The rash of reactions-to-the-reaction prove the point. This example will stand in for all the others—the author calls it “disheartening,” and argues that her stand-up “never looks beyond the joke.” Never mind that many comedians would question the need to “look beyond the joke,” since the joke is very often the point—as it is in those sketches of Schumer’s which jive with the uber-liberal mindset. To argue that there’s a separation between the joke and the commentary is to make the joke subsidiary, which devalues comedy. In fact, the two are inextricable. What these critics really want is for the comedy to fall in lockstep with their personal opinions—therein lies the difference. Where the comedy fails to soothe them, they invent reasons to call it problematic, when the truth is they simply felt uncomfortable with the art.
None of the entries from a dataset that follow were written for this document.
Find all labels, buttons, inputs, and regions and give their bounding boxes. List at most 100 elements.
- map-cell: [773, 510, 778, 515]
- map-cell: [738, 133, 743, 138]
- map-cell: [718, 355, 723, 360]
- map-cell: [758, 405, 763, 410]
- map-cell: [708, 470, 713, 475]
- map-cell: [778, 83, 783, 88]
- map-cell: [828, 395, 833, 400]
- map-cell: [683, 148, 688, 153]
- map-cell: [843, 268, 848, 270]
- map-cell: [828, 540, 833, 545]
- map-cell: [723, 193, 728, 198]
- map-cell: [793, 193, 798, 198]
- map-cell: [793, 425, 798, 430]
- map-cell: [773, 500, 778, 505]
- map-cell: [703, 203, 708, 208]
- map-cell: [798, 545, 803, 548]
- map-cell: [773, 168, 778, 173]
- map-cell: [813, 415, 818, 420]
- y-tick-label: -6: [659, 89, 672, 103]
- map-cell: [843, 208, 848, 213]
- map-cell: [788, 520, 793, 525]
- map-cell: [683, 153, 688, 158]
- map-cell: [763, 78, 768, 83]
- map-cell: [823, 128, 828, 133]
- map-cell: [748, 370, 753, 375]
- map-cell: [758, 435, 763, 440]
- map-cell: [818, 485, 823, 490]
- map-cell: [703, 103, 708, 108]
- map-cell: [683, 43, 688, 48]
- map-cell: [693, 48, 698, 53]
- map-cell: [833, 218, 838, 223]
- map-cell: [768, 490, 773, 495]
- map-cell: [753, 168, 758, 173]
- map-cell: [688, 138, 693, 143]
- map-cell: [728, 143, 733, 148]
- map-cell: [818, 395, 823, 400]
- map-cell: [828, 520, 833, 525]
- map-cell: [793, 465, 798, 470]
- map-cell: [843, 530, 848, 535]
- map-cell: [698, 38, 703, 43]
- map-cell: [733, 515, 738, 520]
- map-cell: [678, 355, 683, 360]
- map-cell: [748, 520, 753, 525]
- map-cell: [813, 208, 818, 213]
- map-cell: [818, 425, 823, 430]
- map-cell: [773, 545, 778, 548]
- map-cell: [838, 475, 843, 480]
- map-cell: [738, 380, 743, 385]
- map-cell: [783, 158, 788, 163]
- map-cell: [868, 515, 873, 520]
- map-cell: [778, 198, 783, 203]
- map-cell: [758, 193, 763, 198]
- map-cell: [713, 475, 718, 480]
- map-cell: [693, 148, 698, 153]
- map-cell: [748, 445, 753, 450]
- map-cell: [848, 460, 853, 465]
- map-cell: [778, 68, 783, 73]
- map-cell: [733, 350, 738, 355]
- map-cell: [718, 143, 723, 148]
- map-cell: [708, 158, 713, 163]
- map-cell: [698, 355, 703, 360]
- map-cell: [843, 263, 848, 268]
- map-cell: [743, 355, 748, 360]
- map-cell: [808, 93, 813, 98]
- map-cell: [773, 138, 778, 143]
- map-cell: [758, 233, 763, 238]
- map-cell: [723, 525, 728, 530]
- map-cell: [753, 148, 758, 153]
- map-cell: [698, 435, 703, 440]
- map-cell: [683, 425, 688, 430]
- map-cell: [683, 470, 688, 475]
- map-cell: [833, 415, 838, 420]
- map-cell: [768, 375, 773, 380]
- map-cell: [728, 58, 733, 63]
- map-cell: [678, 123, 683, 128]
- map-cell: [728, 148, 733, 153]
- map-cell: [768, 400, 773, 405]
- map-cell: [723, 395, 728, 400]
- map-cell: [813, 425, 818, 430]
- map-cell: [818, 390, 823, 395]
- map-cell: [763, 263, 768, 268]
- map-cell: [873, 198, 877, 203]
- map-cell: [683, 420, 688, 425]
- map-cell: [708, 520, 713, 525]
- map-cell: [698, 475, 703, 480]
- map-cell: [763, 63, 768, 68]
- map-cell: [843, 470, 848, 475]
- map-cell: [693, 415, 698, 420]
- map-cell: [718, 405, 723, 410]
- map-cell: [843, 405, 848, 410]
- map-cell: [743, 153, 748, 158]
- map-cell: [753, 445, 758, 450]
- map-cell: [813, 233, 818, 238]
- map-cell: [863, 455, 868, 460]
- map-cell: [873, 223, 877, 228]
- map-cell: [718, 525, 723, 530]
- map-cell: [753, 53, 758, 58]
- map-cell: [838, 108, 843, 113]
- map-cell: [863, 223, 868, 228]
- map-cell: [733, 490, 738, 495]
“This just goes to show that the best conversations start with acknowledgment,” the article concludes, drawing a hugely spurious analogy to Lena Dunham, who once responded to criticism about racial blindness in 2012 by creating a one-dimensional black character that made very little impact on an otherwise excellent show. Dunham continues to get skewered today on the same issue, with the same vicious arguments, despite whatever capitulations she made. Dunham is, in fact, one of the most hated artists among the apparatchiks of the Internet outrage machine. Changing her art in an attempt to soothe some of that rage had absolutely no positive effect, and in fact gave power to a group of people who should have had none.

Let’s be direct: For comedians like Duham, Schumer, Colbert, and Oswalt, acknowledgement is a serious mistake. To engage with this reactionary world is to lower themselves into a morass that is inescapable. It also signals a lack of trust in their own art, such that they would be influenced by people without their talent or vision—where’s the backbone? More importantly, though, the social justice warriors can never be appeased. You will not win them over with concessions, because like all kinds of historical extremists, they will not act in good faith to meet you on common ground. Instead, they will take the victory and look for the next concession, the next advance. Worse, you’ll be fighting on their turf, on their terms.

There is only one solution: Ignore them. No matter how badly you want to defend yourself, resist, because their only power comes from the response. Constructive criticism should be taken to heart, and can even be incorporated into future endeavors, but this process should take place privately. Publicly, never respond and never engage, and soon you’ll find them deprived of even meager influence. There are too many critics in the current milieu with destructive impulses—opening up to them endangers both the art and the artist, and shows a lack of mettle. Let them blather on, unrecognized, until, like a schoolyard bully, the absence of attention drives them to a sullen silence.